Abstract
Rituximab is a chimeric murine/human monoclonal antibody that binds to CD20 on B-lymphocytes. Binding of the Fab domain to B-cells directly induces apoptosis, while the Fc domain recruits immune effector functions to mediate cell lysis. Because rituximab therapy alone does not result in durable responses for all patients, combination therapies have been explored. We have previously shown in a phase I study that interleukin-12 (IL-12), which facilitates cytolytic T-cell responses and enhances the lytic activity of NK cells, can be safely combined with rituximab and that IL-12 significantly upregulated gamma interferon, CXCL10 (inducible protein-10) and NK cell activity in the peripheral blood. To confirm whether IL-12 could augment the immune mediated cell lysis induced by rituximab, a subsequent randomized phase II study of the combination was performed in patients with B-cell lymphoma. While the combination of IL-12 and rituximab was well tolerated with acceptable toxicity, only moderate disease activity was seen and the response rate to the combination was similar to that seen with rituximab alone. Additionally, the sequential administration of IL-12 at the time of disease progression after treatment with rituximab did not result in any clinical responses. This study was therefore performed to determine potential biologic reasons for the lack of increased clinical efficacy when IL-12 was added to rituximab therapy in patients with B-cell non-Hodgkin lymphoma.

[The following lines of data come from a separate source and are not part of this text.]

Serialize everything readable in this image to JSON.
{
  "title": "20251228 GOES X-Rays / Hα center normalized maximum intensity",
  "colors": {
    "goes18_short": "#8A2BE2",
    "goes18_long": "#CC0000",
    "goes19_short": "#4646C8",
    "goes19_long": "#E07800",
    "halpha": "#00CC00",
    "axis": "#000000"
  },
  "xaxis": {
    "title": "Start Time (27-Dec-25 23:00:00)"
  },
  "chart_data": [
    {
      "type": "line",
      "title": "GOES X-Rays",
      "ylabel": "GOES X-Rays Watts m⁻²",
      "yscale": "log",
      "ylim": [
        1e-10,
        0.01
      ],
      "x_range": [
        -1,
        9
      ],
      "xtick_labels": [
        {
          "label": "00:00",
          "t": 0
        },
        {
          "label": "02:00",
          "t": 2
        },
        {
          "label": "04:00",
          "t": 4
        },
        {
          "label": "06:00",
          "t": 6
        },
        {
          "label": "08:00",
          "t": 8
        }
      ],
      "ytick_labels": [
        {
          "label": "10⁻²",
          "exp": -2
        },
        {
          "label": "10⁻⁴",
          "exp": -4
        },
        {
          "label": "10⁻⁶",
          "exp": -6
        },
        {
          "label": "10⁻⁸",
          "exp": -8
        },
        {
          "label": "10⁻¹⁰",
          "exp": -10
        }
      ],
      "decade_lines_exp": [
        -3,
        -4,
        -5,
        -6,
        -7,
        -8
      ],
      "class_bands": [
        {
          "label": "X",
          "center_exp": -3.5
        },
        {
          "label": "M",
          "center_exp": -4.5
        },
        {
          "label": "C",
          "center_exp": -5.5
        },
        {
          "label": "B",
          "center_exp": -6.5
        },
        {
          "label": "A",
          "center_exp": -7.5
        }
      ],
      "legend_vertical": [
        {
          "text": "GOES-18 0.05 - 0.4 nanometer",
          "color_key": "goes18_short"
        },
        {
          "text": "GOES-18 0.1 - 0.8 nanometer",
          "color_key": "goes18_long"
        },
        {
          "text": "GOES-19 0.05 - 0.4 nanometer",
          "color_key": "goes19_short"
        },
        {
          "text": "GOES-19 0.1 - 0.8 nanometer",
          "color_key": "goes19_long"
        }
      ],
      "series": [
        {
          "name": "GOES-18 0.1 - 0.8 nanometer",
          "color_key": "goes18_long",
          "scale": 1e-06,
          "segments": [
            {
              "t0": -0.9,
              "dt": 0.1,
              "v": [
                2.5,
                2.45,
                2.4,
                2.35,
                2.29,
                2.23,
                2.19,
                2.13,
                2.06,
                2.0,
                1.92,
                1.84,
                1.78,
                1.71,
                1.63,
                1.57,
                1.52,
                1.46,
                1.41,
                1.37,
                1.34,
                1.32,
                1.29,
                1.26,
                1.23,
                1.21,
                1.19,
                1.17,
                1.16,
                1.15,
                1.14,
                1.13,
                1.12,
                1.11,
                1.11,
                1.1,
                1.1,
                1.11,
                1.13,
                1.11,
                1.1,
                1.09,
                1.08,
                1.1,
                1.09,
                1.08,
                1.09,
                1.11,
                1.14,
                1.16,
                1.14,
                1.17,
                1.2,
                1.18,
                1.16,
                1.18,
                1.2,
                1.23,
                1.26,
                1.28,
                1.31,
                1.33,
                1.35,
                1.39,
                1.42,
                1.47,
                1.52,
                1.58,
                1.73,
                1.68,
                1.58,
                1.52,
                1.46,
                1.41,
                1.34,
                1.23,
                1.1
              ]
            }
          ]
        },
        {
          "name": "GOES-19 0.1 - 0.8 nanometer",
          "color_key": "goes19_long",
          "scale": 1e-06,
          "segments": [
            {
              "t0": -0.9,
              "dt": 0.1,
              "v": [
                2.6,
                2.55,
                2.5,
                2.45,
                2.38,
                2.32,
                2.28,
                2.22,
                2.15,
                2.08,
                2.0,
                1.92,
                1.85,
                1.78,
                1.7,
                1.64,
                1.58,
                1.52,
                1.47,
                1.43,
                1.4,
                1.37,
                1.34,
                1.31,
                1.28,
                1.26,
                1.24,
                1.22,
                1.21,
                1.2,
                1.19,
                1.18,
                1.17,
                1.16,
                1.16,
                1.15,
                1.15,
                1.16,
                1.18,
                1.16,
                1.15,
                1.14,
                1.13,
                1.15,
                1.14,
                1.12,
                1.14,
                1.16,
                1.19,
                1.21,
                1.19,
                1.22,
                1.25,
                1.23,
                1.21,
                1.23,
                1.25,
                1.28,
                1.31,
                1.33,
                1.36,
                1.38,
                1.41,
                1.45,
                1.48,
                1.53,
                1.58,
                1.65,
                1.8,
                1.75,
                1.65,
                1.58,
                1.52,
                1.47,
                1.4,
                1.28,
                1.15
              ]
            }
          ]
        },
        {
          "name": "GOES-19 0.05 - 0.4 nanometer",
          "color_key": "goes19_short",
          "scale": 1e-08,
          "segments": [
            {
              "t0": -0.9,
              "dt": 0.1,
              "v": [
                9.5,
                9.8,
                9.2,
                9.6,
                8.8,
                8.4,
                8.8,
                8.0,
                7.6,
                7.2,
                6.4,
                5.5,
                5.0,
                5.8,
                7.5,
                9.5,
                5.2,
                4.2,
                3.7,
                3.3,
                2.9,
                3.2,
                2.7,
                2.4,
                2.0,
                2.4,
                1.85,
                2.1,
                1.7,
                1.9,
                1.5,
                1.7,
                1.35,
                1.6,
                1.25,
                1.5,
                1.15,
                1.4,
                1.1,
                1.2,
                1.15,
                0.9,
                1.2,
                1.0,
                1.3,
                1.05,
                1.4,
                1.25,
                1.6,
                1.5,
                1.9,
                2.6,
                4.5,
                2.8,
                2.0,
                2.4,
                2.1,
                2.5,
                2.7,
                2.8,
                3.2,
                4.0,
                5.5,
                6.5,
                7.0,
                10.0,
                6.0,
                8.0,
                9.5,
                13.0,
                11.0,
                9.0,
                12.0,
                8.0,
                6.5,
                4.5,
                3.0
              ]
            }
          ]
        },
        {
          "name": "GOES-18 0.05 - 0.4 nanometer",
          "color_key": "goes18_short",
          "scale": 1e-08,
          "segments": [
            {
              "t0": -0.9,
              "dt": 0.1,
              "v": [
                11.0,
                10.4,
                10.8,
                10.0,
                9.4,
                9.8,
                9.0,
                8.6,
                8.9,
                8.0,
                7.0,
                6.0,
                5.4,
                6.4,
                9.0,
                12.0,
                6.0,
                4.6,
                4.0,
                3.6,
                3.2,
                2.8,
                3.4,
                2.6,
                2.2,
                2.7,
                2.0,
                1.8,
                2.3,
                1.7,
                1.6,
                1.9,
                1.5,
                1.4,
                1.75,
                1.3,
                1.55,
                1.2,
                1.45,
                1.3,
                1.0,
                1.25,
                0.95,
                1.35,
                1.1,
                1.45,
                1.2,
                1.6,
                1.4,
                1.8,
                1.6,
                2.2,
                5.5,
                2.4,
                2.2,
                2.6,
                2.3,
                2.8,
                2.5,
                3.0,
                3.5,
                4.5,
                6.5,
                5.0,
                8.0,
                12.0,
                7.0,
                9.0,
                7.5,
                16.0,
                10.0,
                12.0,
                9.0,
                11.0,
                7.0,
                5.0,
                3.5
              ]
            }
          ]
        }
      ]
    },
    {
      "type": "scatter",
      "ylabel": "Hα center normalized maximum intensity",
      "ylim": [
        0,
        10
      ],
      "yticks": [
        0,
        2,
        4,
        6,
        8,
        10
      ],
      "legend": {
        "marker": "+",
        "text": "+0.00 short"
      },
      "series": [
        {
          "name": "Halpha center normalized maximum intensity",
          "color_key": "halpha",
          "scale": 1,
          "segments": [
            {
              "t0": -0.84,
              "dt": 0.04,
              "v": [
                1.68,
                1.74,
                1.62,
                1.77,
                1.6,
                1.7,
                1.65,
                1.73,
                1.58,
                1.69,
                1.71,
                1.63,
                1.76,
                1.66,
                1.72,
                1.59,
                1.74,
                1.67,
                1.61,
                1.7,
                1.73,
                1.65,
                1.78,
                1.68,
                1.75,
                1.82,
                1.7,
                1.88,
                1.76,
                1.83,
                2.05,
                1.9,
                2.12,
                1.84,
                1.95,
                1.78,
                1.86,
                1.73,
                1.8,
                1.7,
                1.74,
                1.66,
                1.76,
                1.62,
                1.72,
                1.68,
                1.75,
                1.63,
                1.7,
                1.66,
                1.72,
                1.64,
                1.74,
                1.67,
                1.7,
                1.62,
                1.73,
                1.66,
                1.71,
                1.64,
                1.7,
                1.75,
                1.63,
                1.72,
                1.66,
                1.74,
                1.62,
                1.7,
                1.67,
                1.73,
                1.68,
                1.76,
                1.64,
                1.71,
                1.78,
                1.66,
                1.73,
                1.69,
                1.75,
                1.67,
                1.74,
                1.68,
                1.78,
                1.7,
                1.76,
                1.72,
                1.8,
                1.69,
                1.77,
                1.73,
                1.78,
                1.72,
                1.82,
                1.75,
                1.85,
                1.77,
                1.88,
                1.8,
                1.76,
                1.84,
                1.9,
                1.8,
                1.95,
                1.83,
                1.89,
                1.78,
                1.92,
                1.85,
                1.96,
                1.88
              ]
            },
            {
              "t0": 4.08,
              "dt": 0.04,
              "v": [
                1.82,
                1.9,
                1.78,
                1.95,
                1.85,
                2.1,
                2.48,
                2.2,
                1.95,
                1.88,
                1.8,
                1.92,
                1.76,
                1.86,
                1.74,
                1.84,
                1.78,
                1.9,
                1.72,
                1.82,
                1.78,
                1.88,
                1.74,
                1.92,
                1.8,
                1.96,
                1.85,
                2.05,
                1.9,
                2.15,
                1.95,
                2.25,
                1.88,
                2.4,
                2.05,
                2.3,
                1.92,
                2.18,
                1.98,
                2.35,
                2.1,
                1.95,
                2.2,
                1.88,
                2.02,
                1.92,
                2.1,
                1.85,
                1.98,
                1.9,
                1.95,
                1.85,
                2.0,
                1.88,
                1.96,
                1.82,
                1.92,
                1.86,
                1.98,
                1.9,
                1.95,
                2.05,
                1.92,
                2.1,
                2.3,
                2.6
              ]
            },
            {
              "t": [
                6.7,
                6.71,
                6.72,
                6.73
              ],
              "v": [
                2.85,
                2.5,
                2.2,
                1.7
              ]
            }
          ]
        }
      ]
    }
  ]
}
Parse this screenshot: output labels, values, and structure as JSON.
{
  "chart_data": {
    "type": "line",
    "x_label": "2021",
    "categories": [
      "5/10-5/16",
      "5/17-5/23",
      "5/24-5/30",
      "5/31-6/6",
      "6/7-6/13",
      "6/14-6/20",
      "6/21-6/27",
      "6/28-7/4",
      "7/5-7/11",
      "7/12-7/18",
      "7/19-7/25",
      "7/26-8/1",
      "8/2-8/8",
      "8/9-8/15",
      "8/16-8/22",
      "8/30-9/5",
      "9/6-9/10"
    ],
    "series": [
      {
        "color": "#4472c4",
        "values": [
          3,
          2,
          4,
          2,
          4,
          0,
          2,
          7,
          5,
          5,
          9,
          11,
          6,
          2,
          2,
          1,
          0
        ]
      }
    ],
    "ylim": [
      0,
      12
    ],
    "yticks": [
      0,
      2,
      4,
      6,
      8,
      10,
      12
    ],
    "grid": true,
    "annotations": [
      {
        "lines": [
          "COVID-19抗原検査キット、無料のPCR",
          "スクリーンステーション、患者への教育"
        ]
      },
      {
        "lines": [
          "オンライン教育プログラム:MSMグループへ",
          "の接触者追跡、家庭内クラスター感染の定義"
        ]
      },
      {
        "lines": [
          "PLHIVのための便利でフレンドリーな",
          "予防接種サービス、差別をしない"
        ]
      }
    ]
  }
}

Of the 52 patients treated on the phase II study, 8 patients had matched tumor biopsies and peripheral blood specimens obtained prior to therapy and again 2 weeks after treatment was started. Six of the patients were receiving IL-12 plus rituximab at the time the specimens were obtained while 2 were receiving rituximab alone. Gene expression array analysis using the Affymetrix U133 plus chip was performed on RNA isolated from cells from involved lymph nodes and from peripheral blood mononuclear cells. Specimens from the peripheral blood of patients who received IL-12 in combination with rituximab showed a greater than 5-fold increase in the expression of multiple genes known to be upregulated by IL-12 signaling including interferon gamma, CXCL10, IFIT2 and 4 (interferon-induced protein with tetratricopeptide repeats 2 and 4), IL-8 and CXCL2 (macrophage inflammatory protein-2). These increases in gene expression were not seen in the peripheral blood of patients who received rituximab alone. Furthermore, the significant changes seen in cells obtained from the peripheral blood were not seen in cells obtained from lymph nodes involved by lymphoma, despite the samples being obtained from the same patient on the same day. In the tumor specimens, the changes in gene expression involved none of the genes downstream of IL-12 signaling. Instead, many of the upregulated genes were associated with cell cycle and spindle checkpoint proteins suggesting ongoing tumor cell proliferation. In conclusion, while IL-12 significantly upregulated gene expression in the peripheral blood, the same changes were not seen in the tumor. This would suggest that systemically administered IL-12 may not be effectively delivered to the site of tumor involvement. This finding may explain the lack of additional clinical benefit when IL-12 was added to rituximab as therapy for patients with non-Hodgkin lymphoma.